Berry Duane Oakley: Thank you.
Spotlight Central: One of our other favorite songs on Bless Your Heart includes “Magnolia Road,” which features some very melodic bass playing, but probably our most favorite is “Savannah’s Dream,” a 12-minute-long instrumental piece. We think it’s so cool where, near the end, you play chords on your bass and then play these neat runs that sort of “pop up” in just the right places. What we’re wondering, though, is: Do you have a personal favorite from the new album?
Berry Duane Oakley: I hear you; it’s tough. There are a lot of great songs, but probably “Savannah’s Dream” is my favorite, too. Knowing Duane as long as I have, and after hearing all the things he’s written and played over the years, when he brought this song to the table, I went, “Wow! Now that’s a Betts’ song if I ever heard one!” And he really did a great job putting his feelings and thoughts into that song, and he definitely did it in a way which pays homage to his father, even though it’s definitely his thing.

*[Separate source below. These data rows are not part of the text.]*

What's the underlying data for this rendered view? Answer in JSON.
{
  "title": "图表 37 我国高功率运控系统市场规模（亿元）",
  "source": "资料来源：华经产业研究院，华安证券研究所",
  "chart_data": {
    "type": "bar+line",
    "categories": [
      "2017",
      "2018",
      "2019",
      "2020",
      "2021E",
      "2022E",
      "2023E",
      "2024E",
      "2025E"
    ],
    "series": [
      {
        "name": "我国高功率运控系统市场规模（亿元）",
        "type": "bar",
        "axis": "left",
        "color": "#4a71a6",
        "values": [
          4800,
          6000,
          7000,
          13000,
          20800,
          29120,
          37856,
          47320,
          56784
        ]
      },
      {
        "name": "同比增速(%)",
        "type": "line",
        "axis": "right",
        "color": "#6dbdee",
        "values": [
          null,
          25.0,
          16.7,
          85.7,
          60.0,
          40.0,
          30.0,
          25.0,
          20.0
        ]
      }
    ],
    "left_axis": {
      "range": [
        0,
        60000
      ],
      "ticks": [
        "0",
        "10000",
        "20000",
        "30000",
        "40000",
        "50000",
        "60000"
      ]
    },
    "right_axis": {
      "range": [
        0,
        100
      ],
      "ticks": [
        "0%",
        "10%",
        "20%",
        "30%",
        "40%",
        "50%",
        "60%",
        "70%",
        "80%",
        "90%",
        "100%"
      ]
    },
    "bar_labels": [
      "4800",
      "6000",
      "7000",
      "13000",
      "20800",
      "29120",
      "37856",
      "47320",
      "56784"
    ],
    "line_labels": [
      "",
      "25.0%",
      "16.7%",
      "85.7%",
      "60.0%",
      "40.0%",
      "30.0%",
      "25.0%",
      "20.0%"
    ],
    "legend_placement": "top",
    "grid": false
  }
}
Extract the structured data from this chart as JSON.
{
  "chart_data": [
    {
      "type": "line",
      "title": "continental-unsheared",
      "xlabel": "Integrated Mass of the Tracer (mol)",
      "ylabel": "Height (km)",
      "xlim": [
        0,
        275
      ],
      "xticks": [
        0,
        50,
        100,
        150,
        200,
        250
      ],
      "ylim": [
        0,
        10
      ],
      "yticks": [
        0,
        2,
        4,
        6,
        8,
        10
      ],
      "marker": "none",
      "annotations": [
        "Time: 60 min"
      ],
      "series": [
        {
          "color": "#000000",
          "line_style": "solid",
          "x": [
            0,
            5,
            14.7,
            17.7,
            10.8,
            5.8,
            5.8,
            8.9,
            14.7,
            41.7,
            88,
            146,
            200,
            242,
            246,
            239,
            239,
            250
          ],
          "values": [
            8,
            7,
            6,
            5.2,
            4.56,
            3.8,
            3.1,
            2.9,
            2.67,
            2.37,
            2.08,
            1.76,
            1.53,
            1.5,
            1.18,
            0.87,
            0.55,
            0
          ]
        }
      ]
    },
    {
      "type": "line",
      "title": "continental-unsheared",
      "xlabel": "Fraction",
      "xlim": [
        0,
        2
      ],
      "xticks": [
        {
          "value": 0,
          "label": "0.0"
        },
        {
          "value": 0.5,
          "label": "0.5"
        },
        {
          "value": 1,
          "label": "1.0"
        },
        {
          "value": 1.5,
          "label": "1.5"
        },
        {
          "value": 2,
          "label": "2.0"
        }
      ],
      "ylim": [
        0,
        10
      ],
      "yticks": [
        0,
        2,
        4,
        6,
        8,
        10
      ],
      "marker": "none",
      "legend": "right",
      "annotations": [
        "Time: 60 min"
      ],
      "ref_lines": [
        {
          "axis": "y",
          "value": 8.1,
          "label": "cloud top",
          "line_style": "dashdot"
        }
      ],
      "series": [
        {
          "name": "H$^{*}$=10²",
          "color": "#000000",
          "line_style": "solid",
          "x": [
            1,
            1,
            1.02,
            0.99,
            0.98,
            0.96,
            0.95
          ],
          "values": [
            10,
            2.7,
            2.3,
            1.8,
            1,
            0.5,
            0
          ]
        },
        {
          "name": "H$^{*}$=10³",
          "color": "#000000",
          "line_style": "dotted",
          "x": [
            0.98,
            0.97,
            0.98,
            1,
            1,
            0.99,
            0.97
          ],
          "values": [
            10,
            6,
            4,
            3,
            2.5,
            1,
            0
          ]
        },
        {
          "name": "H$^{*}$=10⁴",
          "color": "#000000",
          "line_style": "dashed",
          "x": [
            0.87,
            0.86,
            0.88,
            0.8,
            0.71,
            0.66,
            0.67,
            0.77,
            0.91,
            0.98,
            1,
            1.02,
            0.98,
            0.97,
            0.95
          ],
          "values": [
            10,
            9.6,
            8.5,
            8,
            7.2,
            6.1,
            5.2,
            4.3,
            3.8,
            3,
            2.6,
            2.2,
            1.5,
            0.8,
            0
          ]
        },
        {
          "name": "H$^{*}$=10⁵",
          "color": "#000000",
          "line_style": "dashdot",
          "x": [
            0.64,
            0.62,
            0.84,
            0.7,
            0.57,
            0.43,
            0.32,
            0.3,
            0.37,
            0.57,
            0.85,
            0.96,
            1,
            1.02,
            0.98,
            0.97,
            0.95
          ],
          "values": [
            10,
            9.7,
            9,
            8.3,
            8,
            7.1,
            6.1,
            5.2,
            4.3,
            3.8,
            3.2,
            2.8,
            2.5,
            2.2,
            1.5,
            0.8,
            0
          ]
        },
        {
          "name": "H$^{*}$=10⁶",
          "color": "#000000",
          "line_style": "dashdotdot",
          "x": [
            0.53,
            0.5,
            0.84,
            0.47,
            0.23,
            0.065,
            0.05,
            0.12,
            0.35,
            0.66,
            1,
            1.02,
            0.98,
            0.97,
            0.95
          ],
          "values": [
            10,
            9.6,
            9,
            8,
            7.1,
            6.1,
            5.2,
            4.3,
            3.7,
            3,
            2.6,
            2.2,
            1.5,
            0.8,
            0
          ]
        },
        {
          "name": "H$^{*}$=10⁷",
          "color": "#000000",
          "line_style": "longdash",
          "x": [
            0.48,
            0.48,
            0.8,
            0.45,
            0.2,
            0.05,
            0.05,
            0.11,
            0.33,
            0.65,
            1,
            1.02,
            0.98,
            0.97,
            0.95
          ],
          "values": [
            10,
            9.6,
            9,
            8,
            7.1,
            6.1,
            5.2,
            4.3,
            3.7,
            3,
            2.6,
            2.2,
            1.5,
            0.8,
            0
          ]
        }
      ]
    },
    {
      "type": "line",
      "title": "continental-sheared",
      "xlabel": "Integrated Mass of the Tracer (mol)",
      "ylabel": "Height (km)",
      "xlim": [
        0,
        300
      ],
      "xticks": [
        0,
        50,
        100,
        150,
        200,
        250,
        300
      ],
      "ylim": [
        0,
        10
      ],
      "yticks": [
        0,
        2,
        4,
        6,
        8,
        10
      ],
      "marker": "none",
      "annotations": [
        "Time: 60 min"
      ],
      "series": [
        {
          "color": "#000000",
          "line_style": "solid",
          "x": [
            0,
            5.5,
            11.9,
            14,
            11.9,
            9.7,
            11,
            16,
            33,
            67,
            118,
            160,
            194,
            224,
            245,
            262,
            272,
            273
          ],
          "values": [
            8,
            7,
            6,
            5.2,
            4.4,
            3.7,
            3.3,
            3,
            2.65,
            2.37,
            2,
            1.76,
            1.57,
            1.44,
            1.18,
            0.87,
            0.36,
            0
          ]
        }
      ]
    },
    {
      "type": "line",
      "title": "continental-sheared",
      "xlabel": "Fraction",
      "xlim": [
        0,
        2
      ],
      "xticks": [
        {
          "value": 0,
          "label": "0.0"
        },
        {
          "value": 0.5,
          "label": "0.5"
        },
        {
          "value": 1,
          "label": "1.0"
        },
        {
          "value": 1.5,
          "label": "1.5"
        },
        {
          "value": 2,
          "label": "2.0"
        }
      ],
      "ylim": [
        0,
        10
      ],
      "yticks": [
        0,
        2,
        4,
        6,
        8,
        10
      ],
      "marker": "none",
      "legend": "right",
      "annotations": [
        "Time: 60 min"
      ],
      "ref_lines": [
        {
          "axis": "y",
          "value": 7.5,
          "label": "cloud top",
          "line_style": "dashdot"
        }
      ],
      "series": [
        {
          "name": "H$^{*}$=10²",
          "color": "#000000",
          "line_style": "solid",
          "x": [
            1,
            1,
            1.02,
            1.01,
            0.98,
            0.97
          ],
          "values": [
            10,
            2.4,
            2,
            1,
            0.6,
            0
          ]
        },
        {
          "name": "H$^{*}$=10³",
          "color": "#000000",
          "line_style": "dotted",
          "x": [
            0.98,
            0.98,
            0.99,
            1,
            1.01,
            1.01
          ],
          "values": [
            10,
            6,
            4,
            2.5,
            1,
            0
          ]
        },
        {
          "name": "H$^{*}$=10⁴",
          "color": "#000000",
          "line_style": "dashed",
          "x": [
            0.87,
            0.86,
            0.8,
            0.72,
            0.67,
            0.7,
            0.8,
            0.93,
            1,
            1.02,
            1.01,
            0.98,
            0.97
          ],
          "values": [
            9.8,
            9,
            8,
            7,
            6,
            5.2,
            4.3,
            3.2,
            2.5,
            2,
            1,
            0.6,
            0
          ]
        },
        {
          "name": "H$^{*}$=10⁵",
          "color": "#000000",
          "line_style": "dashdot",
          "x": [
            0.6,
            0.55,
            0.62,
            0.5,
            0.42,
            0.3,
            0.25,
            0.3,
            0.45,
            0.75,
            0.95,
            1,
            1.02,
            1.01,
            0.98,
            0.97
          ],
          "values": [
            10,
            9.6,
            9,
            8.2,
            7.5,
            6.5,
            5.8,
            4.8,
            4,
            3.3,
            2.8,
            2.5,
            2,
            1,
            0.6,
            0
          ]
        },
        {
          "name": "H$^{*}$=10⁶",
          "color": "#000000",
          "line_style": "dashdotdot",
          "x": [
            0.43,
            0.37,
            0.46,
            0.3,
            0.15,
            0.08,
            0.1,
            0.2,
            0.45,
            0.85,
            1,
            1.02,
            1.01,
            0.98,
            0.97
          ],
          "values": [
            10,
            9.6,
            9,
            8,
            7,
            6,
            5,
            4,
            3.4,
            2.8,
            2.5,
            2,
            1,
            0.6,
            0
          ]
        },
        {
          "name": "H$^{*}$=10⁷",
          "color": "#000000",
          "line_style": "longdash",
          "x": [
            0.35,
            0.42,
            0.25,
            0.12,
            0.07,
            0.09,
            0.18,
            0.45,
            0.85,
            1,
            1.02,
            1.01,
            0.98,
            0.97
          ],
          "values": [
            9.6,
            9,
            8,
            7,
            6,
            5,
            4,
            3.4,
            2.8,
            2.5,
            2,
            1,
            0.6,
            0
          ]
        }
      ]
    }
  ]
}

Spotlight Central: It’s beautifully orchestrated, too.
Berry Duane Oakley: Right. And even though it was his song, he let me have free range with it. When I approached him, I said, “Man, this song is crazy! What do you want me to do?” He was like, “Dude. Classic Berry Oakley meets [Grateful Dead bassist] Phil Lesh,” and I was like, “OK, you got it! Let’s go!”
Spotlight Central: These days, with the postponement of many live concerts, for so many bands, there hasn’t been very much going on, but you guys have still been doing a few things. Can you tell us about them?
Berry Duane Oakley: It’s a tough balancing act — we’re all pretty aware of what’s going on in our country right now, so it really is hard to balance it all. We’ve been trying to break it up, so we did a little run about a month ago where we did a handful of concerts at drive-in movie theaters, and that worked out well. With that format, we could still put on a live show, still honor social distancing and whatnot, and still be able to bring people some good live music.
So we’re just trying to find our way through this. A few months back, we went out to California and did a livestream performance that people could purchase and watch. We’re trying to navigate the waters just like everyone else in the country — trying to figure out, “How do we move forward?” and “What’s the best way to do it?” all while being conscious of everything that’s going on. But it is tough. A lot of the musicians and artists out there — especially the touring bands — are all trying to figure out how to work in this new world, so we’re doing our best.
Spotlight Central: You are. Is there anything else you’d like to add, or anything you’d like to say to all of your fans who look forward to seeing you again?
Berry Duane Oakley: It’s tough — the climate in the country right now is kind of tough. We definitely need some more love out there, for sure, and good vibes. So it’s a tough balance. In my opinion, everyone should just calm down. It would make it a little easier for everyone on every front — from the front line workers to us touring musicians. Everybody wants to get back to some kind of life. It’s just tough, because the times are tough right now. My biggest word of advice to the general public is: we all just need to calm down a bit.
Spotlight Central: It’s a good thing we have music — for instance, for us, your new album — to listen to, because music can really help, right?
Berry Duane Oakley: Yeah. I mean, music is the universal language and the language of love, just about, in most aspects — there is some harsher music out there, too, of course — but I know a lot of us turn to music, you know? You want to feel good? You pop on a good record and you kind of lose yourself in it. And it’s the same with live shows. That’s why we all go out and do them — to get those good feelings and good vibes going — so we’re looking forward to getting back out and doing it ourselves again very soon!